Social Media 2011 – Top 11 Personal Branding Trends. Part 1.
Personal branding 2011
Hi friends,
Hope you're doing really well. Let's talk about about popularity, glory and everything in between. Here are top 11 personal-branding trends for 2011, first-5 in the first part of this article. These great promotion ideas will keep you visible as you grow in your marketing career (affiliate marketing, email marketing, e-business). Quick tip: for 2011, video is a primary focus and plays a major role in most of these 11 trends below.
Please enjoy!
1. Anywhere Hiring
As companies increase hiring after the global recession eases, they will be more open to bringing on ideal candidates regardless of the candidate's location.
Driven by greater competition for talent, leaner budgets, years of successfully working off-site and advances in technology, there will be a marked increase in the number of people re-entering the workforce from remote locations. This trend will make offices slimmer and commutes shorter, but it will cause you to rely on technology even more to build your brand, land a job, and do it well.
Video will be a particularly critical tool for interviewing remote candidates and a vital medium for communicating your brand message and building your identity with colleagues.
2. Homecasting
In real estate listings, it has become common to see the initials "HO," for home office, as a selling feature.
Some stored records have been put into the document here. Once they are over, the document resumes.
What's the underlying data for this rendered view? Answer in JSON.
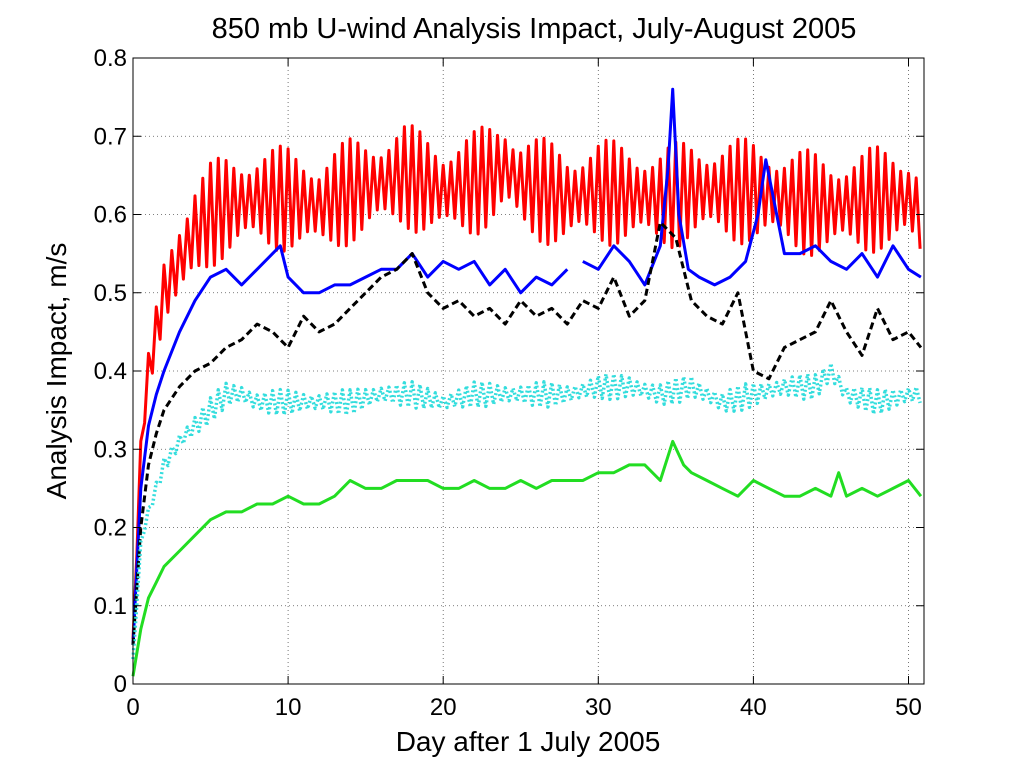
{
  "chart_data": {
    "type": "line",
    "title": "850 mb U-wind Analysis Impact, July-August 2005",
    "xlabel": "Day after 1 July 2005",
    "ylabel": "Analysis Impact, m/s",
    "xlim": [
      0,
      51
    ],
    "ylim": [
      0,
      0.8
    ],
    "xticks": [
      0,
      10,
      20,
      30,
      40,
      50
    ],
    "yticks": [
      0,
      0.1,
      0.2,
      0.3,
      0.4,
      0.5,
      0.6,
      0.7,
      0.8
    ],
    "xtick_labels": [
      "0",
      "10",
      "20",
      "30",
      "40",
      "50"
    ],
    "ytick_labels": [
      "0",
      "0.1",
      "0.2",
      "0.3",
      "0.4",
      "0.5",
      "0.6",
      "0.7",
      "0.8"
    ],
    "grid": true,
    "series": [
      {
        "color": "#ff0000",
        "line_style": "solid",
        "oscillation": 0.05,
        "x": [
          0,
          0.5,
          1,
          1.5,
          2,
          3,
          4,
          5,
          6,
          8,
          10,
          12,
          14,
          16,
          17.5,
          20,
          22,
          24,
          25,
          28,
          30,
          34,
          36,
          40,
          42,
          45,
          48,
          50,
          50.8
        ],
        "y": [
          0.05,
          0.3,
          0.4,
          0.45,
          0.5,
          0.54,
          0.58,
          0.6,
          0.61,
          0.62,
          0.62,
          0.61,
          0.63,
          0.64,
          0.65,
          0.63,
          0.64,
          0.66,
          0.64,
          0.62,
          0.63,
          0.62,
          0.63,
          0.63,
          0.62,
          0.61,
          0.62,
          0.62,
          0.6
        ]
      },
      {
        "color": "#0000ff",
        "line_style": "solid",
        "x": [
          0,
          0.5,
          1,
          1.5,
          2,
          3,
          4,
          5,
          6,
          7,
          8,
          9,
          9.5,
          10,
          11,
          12,
          13,
          14,
          15,
          16,
          17,
          18,
          19,
          20,
          21,
          22,
          23,
          24,
          25,
          26,
          27,
          28,
          null,
          29,
          30,
          31,
          32,
          33,
          34,
          34.5,
          34.8,
          35.2,
          35.8,
          36.5,
          37.5,
          38.5,
          39.5,
          40.3,
          40.8,
          41.3,
          42,
          43,
          44,
          45,
          46,
          47,
          48,
          49,
          50,
          50.8
        ],
        "y": [
          0.05,
          0.25,
          0.33,
          0.37,
          0.4,
          0.45,
          0.49,
          0.52,
          0.53,
          0.51,
          0.53,
          0.55,
          0.56,
          0.52,
          0.5,
          0.5,
          0.51,
          0.51,
          0.52,
          0.53,
          0.53,
          0.55,
          0.52,
          0.54,
          0.53,
          0.54,
          0.51,
          0.53,
          0.5,
          0.52,
          0.51,
          0.53,
          null,
          0.54,
          0.53,
          0.56,
          0.54,
          0.51,
          0.56,
          0.66,
          0.76,
          0.6,
          0.53,
          0.52,
          0.51,
          0.52,
          0.54,
          0.6,
          0.67,
          0.62,
          0.55,
          0.55,
          0.56,
          0.54,
          0.53,
          0.55,
          0.52,
          0.56,
          0.53,
          0.52
        ]
      },
      {
        "color": "#000000",
        "line_style": "dashed",
        "x": [
          0,
          0.5,
          1,
          1.5,
          2,
          3,
          4,
          5,
          6,
          7,
          8,
          9,
          10,
          11,
          12,
          13,
          14,
          15,
          16,
          17,
          18,
          19,
          20,
          21,
          22,
          23,
          24,
          25,
          26,
          27,
          28,
          29,
          30,
          31,
          32,
          33,
          34,
          35,
          36,
          37,
          38,
          39,
          40,
          41,
          42,
          43,
          44,
          45,
          46,
          47,
          48,
          49,
          50,
          50.8
        ],
        "y": [
          0.05,
          0.2,
          0.28,
          0.32,
          0.35,
          0.38,
          0.4,
          0.41,
          0.43,
          0.44,
          0.46,
          0.45,
          0.43,
          0.47,
          0.45,
          0.46,
          0.48,
          0.5,
          0.52,
          0.53,
          0.55,
          0.5,
          0.48,
          0.49,
          0.47,
          0.48,
          0.46,
          0.49,
          0.47,
          0.48,
          0.46,
          0.49,
          0.48,
          0.52,
          0.47,
          0.49,
          0.59,
          0.57,
          0.49,
          0.47,
          0.46,
          0.5,
          0.4,
          0.39,
          0.43,
          0.44,
          0.45,
          0.49,
          0.45,
          0.42,
          0.48,
          0.44,
          0.45,
          0.43
        ]
      },
      {
        "color": "#33dddd",
        "line_style": "dotted",
        "oscillation": 0.012,
        "x": [
          0,
          0.5,
          1,
          1.5,
          2,
          3,
          4,
          5,
          6,
          7,
          8,
          10,
          12,
          14,
          16,
          18,
          20,
          22,
          24,
          26,
          28,
          30,
          32,
          34,
          36,
          38,
          40,
          42,
          44,
          45,
          46,
          48,
          50,
          50.8
        ],
        "y": [
          0.03,
          0.18,
          0.22,
          0.25,
          0.28,
          0.31,
          0.33,
          0.35,
          0.37,
          0.37,
          0.36,
          0.36,
          0.36,
          0.36,
          0.37,
          0.37,
          0.36,
          0.37,
          0.37,
          0.37,
          0.37,
          0.38,
          0.38,
          0.37,
          0.38,
          0.36,
          0.37,
          0.38,
          0.38,
          0.4,
          0.37,
          0.36,
          0.37,
          0.37
        ]
      },
      {
        "color": "#22dd22",
        "line_style": "solid",
        "x": [
          0,
          0.5,
          1,
          1.5,
          2,
          3,
          4,
          5,
          6,
          7,
          8,
          9,
          10,
          11,
          12,
          13,
          14,
          15,
          16,
          17,
          18,
          19,
          20,
          21,
          22,
          23,
          24,
          25,
          26,
          27,
          28,
          29,
          30,
          31,
          32,
          33,
          34,
          34.8,
          35.5,
          36,
          37,
          38,
          39,
          40,
          41,
          42,
          43,
          44,
          45,
          45.5,
          46,
          47,
          48,
          49,
          50,
          50.8
        ],
        "y": [
          0.01,
          0.07,
          0.11,
          0.13,
          0.15,
          0.17,
          0.19,
          0.21,
          0.22,
          0.22,
          0.23,
          0.23,
          0.24,
          0.23,
          0.23,
          0.24,
          0.26,
          0.25,
          0.25,
          0.26,
          0.26,
          0.26,
          0.25,
          0.25,
          0.26,
          0.25,
          0.25,
          0.26,
          0.25,
          0.26,
          0.26,
          0.26,
          0.27,
          0.27,
          0.28,
          0.28,
          0.26,
          0.31,
          0.28,
          0.27,
          0.26,
          0.25,
          0.24,
          0.26,
          0.25,
          0.24,
          0.24,
          0.25,
          0.24,
          0.27,
          0.24,
          0.25,
          0.24,
          0.25,
          0.26,
          0.24
        ]
      }
    ]
  }
}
As more people start to work from home in 2011, look for the abbreviation to become "HOS," or Home Office Studio. And with the move to all things video, the home office will now become a "set," giving new meaning to the real estate term "home staging."
Home offices will have video equipment designed to ensure high-quality audio and professional-looking backgrounds for synchronous and asynchronous communication. Although Skype has been the basic mode of video connections for quite some time, Cisco recently announced the more robust Telepresence for the home called UMI. Homecasting systems will become less expensive, higher quality, and more pervasive.
3. VIDmail
Email is so last decade. Good riddance, because email is one of our weakest forms of expression. Words account for only about 7% of a communication, and words are pretty much all we have to work with on email.
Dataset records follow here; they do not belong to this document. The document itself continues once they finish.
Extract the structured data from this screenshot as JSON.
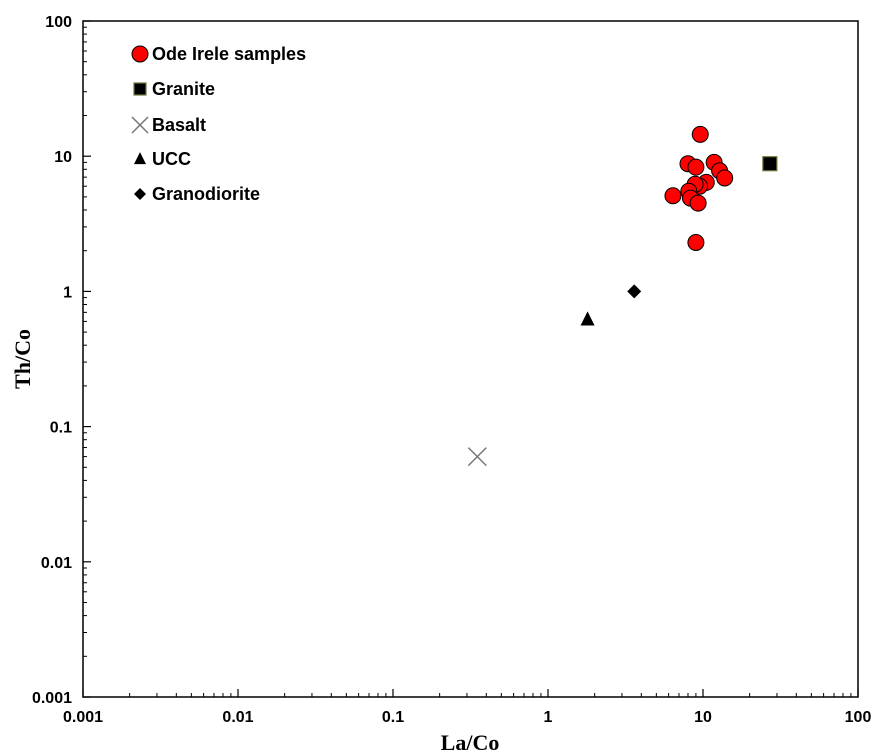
{
  "chart_data": {
    "type": "scatter",
    "title": "",
    "xlabel": "La/Co",
    "ylabel": "Th/Co",
    "xscale": "log",
    "yscale": "log",
    "xlim": [
      0.001,
      100
    ],
    "ylim": [
      0.001,
      100
    ],
    "x_ticks": [
      "0.001",
      "0.01",
      "0.1",
      "1",
      "10",
      "100"
    ],
    "y_ticks": [
      "0.001",
      "0.01",
      "0.1",
      "1",
      "10",
      "100"
    ],
    "grid": false,
    "legend_position": "top-left",
    "series": [
      {
        "name": "Ode Irele samples",
        "marker": "circle",
        "color": "#ff0000",
        "points": [
          {
            "x": 9.6,
            "y": 14.5
          },
          {
            "x": 8.0,
            "y": 8.8
          },
          {
            "x": 9.0,
            "y": 8.3
          },
          {
            "x": 11.8,
            "y": 9.0
          },
          {
            "x": 12.8,
            "y": 7.8
          },
          {
            "x": 13.8,
            "y": 6.9
          },
          {
            "x": 10.5,
            "y": 6.4
          },
          {
            "x": 9.5,
            "y": 6.0
          },
          {
            "x": 8.9,
            "y": 6.2
          },
          {
            "x": 8.1,
            "y": 5.5
          },
          {
            "x": 8.3,
            "y": 4.9
          },
          {
            "x": 6.4,
            "y": 5.1
          },
          {
            "x": 9.3,
            "y": 4.5
          },
          {
            "x": 9.0,
            "y": 2.3
          }
        ]
      },
      {
        "name": "Granite",
        "marker": "square",
        "color": "#000000",
        "points": [
          {
            "x": 27,
            "y": 8.8
          }
        ]
      },
      {
        "name": "Basalt",
        "marker": "x",
        "color": "#777777",
        "points": [
          {
            "x": 0.35,
            "y": 0.06
          }
        ]
      },
      {
        "name": "UCC",
        "marker": "triangle",
        "color": "#000000",
        "points": [
          {
            "x": 1.8,
            "y": 0.62
          }
        ]
      },
      {
        "name": "Granodiorite",
        "marker": "diamond",
        "color": "#000000",
        "points": [
          {
            "x": 3.6,
            "y": 1.0
          }
        ]
      }
    ]
  }
}
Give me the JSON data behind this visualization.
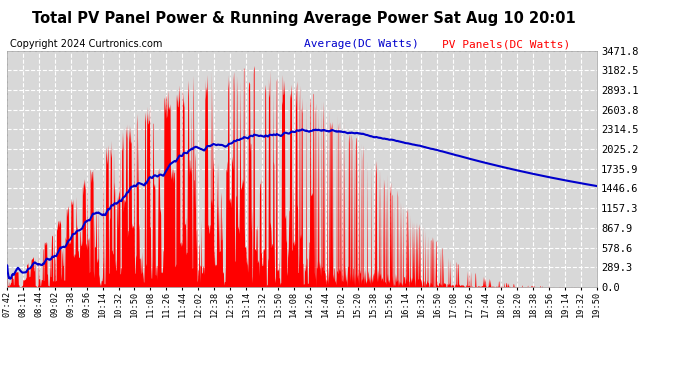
{
  "title": "Total PV Panel Power & Running Average Power Sat Aug 10 20:01",
  "copyright": "Copyright 2024 Curtronics.com",
  "legend_avg": "Average(DC Watts)",
  "legend_pv": "PV Panels(DC Watts)",
  "yticks": [
    0.0,
    289.3,
    578.6,
    867.9,
    1157.3,
    1446.6,
    1735.9,
    2025.2,
    2314.5,
    2603.8,
    2893.1,
    3182.5,
    3471.8
  ],
  "ymax": 3471.8,
  "ymin": 0.0,
  "background_color": "#ffffff",
  "plot_bg_color": "#d8d8d8",
  "grid_color": "#ffffff",
  "bar_color": "#ff0000",
  "avg_line_color": "#0000cc",
  "title_color": "#000000",
  "copyright_color": "#000000",
  "xtick_labels": [
    "07:42",
    "08:11",
    "08:44",
    "09:02",
    "09:38",
    "09:56",
    "10:14",
    "10:32",
    "10:50",
    "11:08",
    "11:26",
    "11:44",
    "12:02",
    "12:38",
    "12:56",
    "13:14",
    "13:32",
    "13:50",
    "14:08",
    "14:26",
    "14:44",
    "15:02",
    "15:20",
    "15:38",
    "15:56",
    "16:14",
    "16:32",
    "16:50",
    "17:08",
    "17:26",
    "17:44",
    "18:02",
    "18:20",
    "18:38",
    "18:56",
    "19:14",
    "19:32",
    "19:50"
  ]
}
As video becomes easier and easier to create and distribute, it will eventually replace the ubiquitous text-based email that we've been using for about 30 years. Look for changes to email software and new products to support this evolution from text to video. VideoBIO and Talk Fusion are just two of many companies that offer services to support video in email.
4. Prêt-à-Regarder (Ready-to-Watch)
In the Mad Men '60s and Mary Tyler Moore '70s, the dress or coat-and-tie "uniform" was just about mandatory. During the '80s, we loosened up and created casual Fridays when we acknowledged that formal clothes don't necessarily make the employee. In the '90s and '00s, every day became casual in many workplaces, especially if those workplaces were the spare bedroom or dining room table.
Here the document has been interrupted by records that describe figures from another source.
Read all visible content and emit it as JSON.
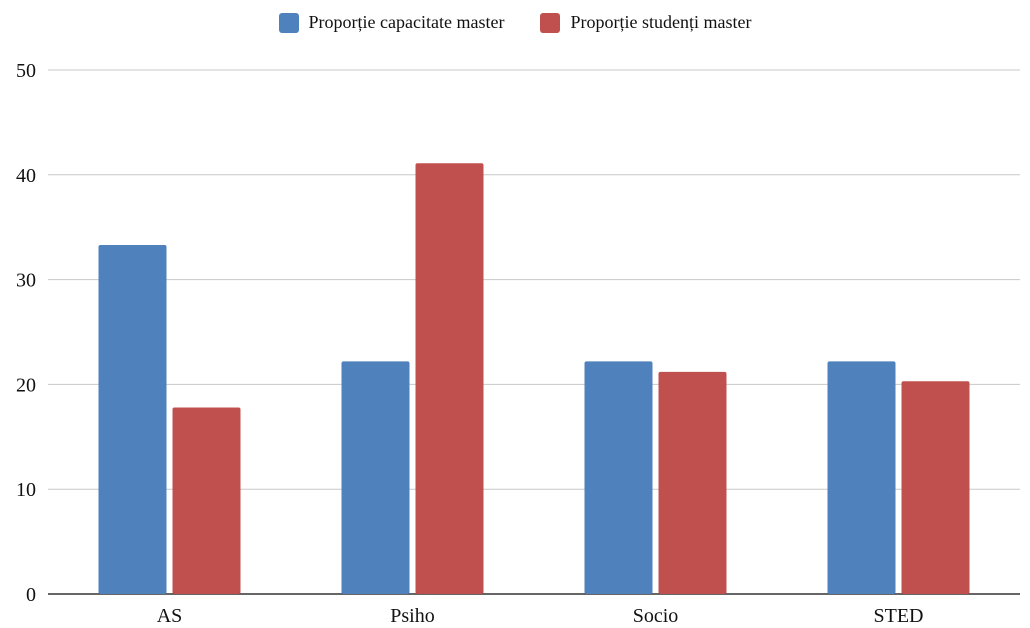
{
  "chart_data": {
    "type": "bar",
    "categories": [
      "AS",
      "Psiho",
      "Socio",
      "STED"
    ],
    "series": [
      {
        "name": "Proporție  capacitate master",
        "color": "#4f81bd",
        "values": [
          33.3,
          22.2,
          22.2,
          22.2
        ]
      },
      {
        "name": "Proporție studenți master",
        "color": "#c0504d",
        "values": [
          17.8,
          41.1,
          21.2,
          20.3
        ]
      }
    ],
    "ylim": [
      0,
      50
    ],
    "yticks": [
      "0",
      "10",
      "20",
      "30",
      "40",
      "50"
    ],
    "grid": true,
    "legend_position": "top-center"
  }
}
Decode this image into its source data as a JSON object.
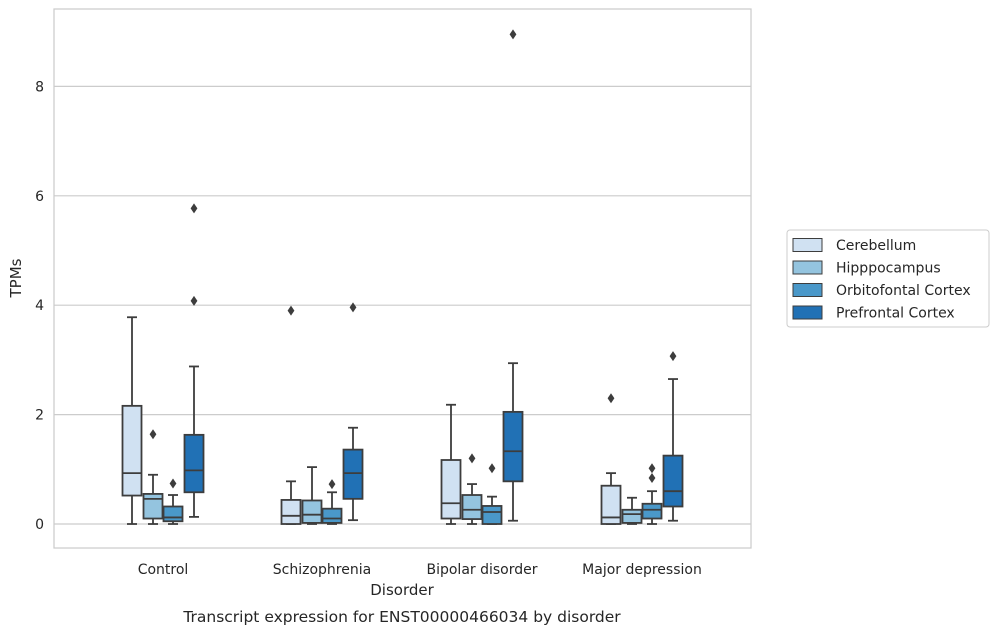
{
  "chart_data": {
    "type": "box",
    "title": "Transcript expression for ENST00000466034 by disorder",
    "xlabel": "Disorder",
    "ylabel": "TPMs",
    "ylim": [
      -0.44,
      9.4
    ],
    "yticks": [
      0,
      2,
      4,
      6,
      8
    ],
    "grid": "horizontal",
    "legend_position": "right",
    "categories": [
      "Control",
      "Schizophrenia",
      "Bipolar disorder",
      "Major depression"
    ],
    "series": [
      {
        "name": "Cerebellum",
        "color": "#d0e1f2",
        "boxes": [
          {
            "whisker_low": 0.0,
            "q1": 0.52,
            "median": 0.93,
            "q3": 2.16,
            "whisker_high": 3.78,
            "outliers": []
          },
          {
            "whisker_low": 0.0,
            "q1": 0.0,
            "median": 0.15,
            "q3": 0.44,
            "whisker_high": 0.78,
            "outliers": [
              3.9
            ]
          },
          {
            "whisker_low": 0.0,
            "q1": 0.1,
            "median": 0.38,
            "q3": 1.17,
            "whisker_high": 2.18,
            "outliers": []
          },
          {
            "whisker_low": 0.0,
            "q1": 0.0,
            "median": 0.12,
            "q3": 0.7,
            "whisker_high": 0.93,
            "outliers": [
              2.3
            ]
          }
        ]
      },
      {
        "name": "Hipppocampus",
        "color": "#94c4df",
        "boxes": [
          {
            "whisker_low": 0.0,
            "q1": 0.1,
            "median": 0.46,
            "q3": 0.55,
            "whisker_high": 0.9,
            "outliers": [
              1.64
            ]
          },
          {
            "whisker_low": 0.0,
            "q1": 0.02,
            "median": 0.17,
            "q3": 0.43,
            "whisker_high": 1.04,
            "outliers": []
          },
          {
            "whisker_low": 0.0,
            "q1": 0.09,
            "median": 0.26,
            "q3": 0.53,
            "whisker_high": 0.73,
            "outliers": [
              1.2
            ]
          },
          {
            "whisker_low": 0.0,
            "q1": 0.02,
            "median": 0.18,
            "q3": 0.26,
            "whisker_high": 0.48,
            "outliers": []
          }
        ]
      },
      {
        "name": "Orbitofontal Cortex",
        "color": "#4a98c9",
        "boxes": [
          {
            "whisker_low": 0.0,
            "q1": 0.05,
            "median": 0.12,
            "q3": 0.32,
            "whisker_high": 0.53,
            "outliers": [
              0.74
            ]
          },
          {
            "whisker_low": 0.0,
            "q1": 0.02,
            "median": 0.1,
            "q3": 0.28,
            "whisker_high": 0.58,
            "outliers": [
              0.73
            ]
          },
          {
            "whisker_low": 0.0,
            "q1": 0.0,
            "median": 0.22,
            "q3": 0.33,
            "whisker_high": 0.5,
            "outliers": [
              1.02
            ]
          },
          {
            "whisker_low": 0.0,
            "q1": 0.1,
            "median": 0.26,
            "q3": 0.37,
            "whisker_high": 0.6,
            "outliers": [
              0.84,
              1.02
            ]
          }
        ]
      },
      {
        "name": "Prefrontal Cortex",
        "color": "#2171b5",
        "boxes": [
          {
            "whisker_low": 0.13,
            "q1": 0.58,
            "median": 0.98,
            "q3": 1.63,
            "whisker_high": 2.88,
            "outliers": [
              4.08,
              5.77
            ]
          },
          {
            "whisker_low": 0.07,
            "q1": 0.46,
            "median": 0.93,
            "q3": 1.36,
            "whisker_high": 1.76,
            "outliers": [
              3.96
            ]
          },
          {
            "whisker_low": 0.06,
            "q1": 0.78,
            "median": 1.33,
            "q3": 2.05,
            "whisker_high": 2.94,
            "outliers": [
              8.95
            ]
          },
          {
            "whisker_low": 0.06,
            "q1": 0.32,
            "median": 0.6,
            "q3": 1.25,
            "whisker_high": 2.65,
            "outliers": [
              3.07
            ]
          }
        ]
      }
    ]
  }
}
Soon, the fashion needle will swing back a bit. If you work from home, the days of working in your pajamas are numbered thanks to live video meetings. But no need to stow the shorts and flip-flops, since we'll mostly homecast from the waist up.
5. Personal Branding Infused
Human resources leaders understand that an excellent way to retain talent is to increase engagement and help employees apply their best skills. Over the past decade, many Fortune 500 companies and global brands have built personal-branding training programs to support employee development.
In the coming years, personal branding will be fully integrated into learning systems. That means there will be elements of personal branding included in soft-skills training—from new-hire orientation through leadership development.
As you participate in development programs in the coming year, listen to how many times you hear references to your personal brand.